Le Groupe L’Oréal a par exemple adopté une démarche de ce type en développant depuis 2014 son programme « Solidarity Sourcing » qui a pour objectif de soutenir des personnes en situation de vulnérabilité à accéder à un emploi durable ou à un revenu décent. Dans ce cadre, le groupe a lancé un projet terrain de sourcing durable au Burkina Faso dont le but est de soutenir l’autonomisation financière des femmes cueilleuses de karité. Au total, 35 426 femmes ont été accompagnées grâce à ce projet en 2021.
Évaluation du fournisseur
Finalement, l’évaluation du fournisseur est une étape-clé pour faire le bilan de la performance sociale du fournisseur et valoriser sa démarche d’engagement. Dans une dynamique de mesure d’impact, les donneurs d’ordre peuvent définir des indicateurs pertinents et collecter les données correspondantes afin de mesurer l’impact des projets déployés auprès des fournisseurs, mais aussi intégrer des critères sociaux dans les évaluations de performance des fournisseurs. Pour aller plus loin, les donneurs d’ordre souhaitant accompagner leurs partenaires peuvent établir des plans d’action et de mitigation en vue d’aligner la performance du fournisseur avec les objectifs de leur stratégie sociale. Les actions de valorisation telles que des trophées fournisseurs responsables ou des mises en relation internes pour les acteurs à impact positif permettent également d’encourager la montée en compétence des fournisseurs sur les enjeux sociaux.
En octobre 2020, la direction des achats groupe d’Air Liquide ont organisé en France sous format virtuel le troisième « Business Meeting » du secteur du travail protégé et adapté. Parmi une centaine d’invités, 10 établissements et services d’aide par le travail (ESAT) et entreprises adaptées (EA) ont eu l’opportunité de présenter des réalisations communes à des filiales du groupe, sur une large gamme d’activités et de services couvrant toute la France. 80 % des ESAT et EA invités lors du Business Meeting de 2019 ont pu initier ou renouveler une relation commerciale avec le Groupe.

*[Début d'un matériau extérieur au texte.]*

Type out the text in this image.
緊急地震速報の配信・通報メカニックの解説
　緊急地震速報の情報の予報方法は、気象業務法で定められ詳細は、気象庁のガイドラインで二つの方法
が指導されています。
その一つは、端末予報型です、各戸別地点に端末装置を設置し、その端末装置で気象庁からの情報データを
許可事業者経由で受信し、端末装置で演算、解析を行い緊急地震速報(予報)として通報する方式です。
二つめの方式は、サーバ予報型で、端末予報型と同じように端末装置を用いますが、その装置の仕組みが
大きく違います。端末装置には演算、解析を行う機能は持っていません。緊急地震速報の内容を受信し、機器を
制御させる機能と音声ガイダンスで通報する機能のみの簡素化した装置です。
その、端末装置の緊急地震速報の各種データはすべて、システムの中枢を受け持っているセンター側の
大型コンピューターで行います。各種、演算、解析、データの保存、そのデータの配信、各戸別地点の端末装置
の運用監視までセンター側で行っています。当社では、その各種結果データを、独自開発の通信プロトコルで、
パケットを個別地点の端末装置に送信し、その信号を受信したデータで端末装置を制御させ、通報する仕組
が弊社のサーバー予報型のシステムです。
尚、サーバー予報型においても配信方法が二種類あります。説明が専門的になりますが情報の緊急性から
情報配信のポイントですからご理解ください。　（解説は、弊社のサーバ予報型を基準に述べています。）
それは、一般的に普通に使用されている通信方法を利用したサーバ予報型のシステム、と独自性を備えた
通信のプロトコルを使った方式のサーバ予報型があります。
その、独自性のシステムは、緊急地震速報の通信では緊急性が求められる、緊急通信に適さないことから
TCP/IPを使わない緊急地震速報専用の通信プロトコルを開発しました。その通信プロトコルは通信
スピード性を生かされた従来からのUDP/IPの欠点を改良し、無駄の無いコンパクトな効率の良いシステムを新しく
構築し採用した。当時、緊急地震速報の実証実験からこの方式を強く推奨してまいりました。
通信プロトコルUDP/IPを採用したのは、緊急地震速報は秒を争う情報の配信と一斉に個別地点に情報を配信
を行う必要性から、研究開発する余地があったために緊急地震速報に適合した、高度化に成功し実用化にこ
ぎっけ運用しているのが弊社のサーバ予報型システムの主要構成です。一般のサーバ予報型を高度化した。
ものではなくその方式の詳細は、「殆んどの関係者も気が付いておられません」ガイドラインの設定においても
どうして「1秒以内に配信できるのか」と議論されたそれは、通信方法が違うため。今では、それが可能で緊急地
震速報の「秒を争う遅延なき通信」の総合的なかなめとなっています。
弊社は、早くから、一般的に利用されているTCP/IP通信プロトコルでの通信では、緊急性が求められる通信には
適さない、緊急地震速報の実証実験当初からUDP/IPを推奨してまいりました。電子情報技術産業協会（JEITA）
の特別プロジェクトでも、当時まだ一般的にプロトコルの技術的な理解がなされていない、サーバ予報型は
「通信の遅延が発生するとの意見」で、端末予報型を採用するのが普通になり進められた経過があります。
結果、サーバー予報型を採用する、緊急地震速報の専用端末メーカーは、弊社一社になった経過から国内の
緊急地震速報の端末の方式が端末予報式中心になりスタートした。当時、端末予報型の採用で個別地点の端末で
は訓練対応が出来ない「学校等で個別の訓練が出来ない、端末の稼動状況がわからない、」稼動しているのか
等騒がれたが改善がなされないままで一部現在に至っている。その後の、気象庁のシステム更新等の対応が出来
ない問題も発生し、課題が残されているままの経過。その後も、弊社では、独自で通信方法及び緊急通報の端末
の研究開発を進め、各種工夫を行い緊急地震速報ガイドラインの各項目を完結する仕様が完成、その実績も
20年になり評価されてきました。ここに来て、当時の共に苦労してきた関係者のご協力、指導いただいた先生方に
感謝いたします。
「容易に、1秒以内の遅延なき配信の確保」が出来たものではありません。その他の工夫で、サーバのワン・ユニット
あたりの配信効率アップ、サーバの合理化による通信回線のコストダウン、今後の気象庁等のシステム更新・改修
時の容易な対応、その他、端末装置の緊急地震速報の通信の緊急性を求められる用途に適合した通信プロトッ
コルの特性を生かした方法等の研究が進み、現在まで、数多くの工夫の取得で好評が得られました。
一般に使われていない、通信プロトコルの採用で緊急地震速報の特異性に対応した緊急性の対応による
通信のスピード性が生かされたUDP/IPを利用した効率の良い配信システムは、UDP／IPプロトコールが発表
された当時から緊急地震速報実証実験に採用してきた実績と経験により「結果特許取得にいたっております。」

Notre conviction : la stratégie sociale des achats, une étape essentielle pour construire des chaînes d’approvisionnement résilientes
Les initiatives de co-construction permettent non seulement de maintenir des exigences élevées en matière de performance sociale de l’entreprise pour anticiper sa mise en conformité réglementaire, mais également d’ériger des relations fortes avec ses partenaires pour décupler l’impact positif des projets développés et renforcer la résilience des chaînes d’approvisionnement. Il s’agit de ne plus voir l’achat comme une simple relation commerciale mais bien comme un investissement dans la durée qui implique de nombreuses parties prenantes.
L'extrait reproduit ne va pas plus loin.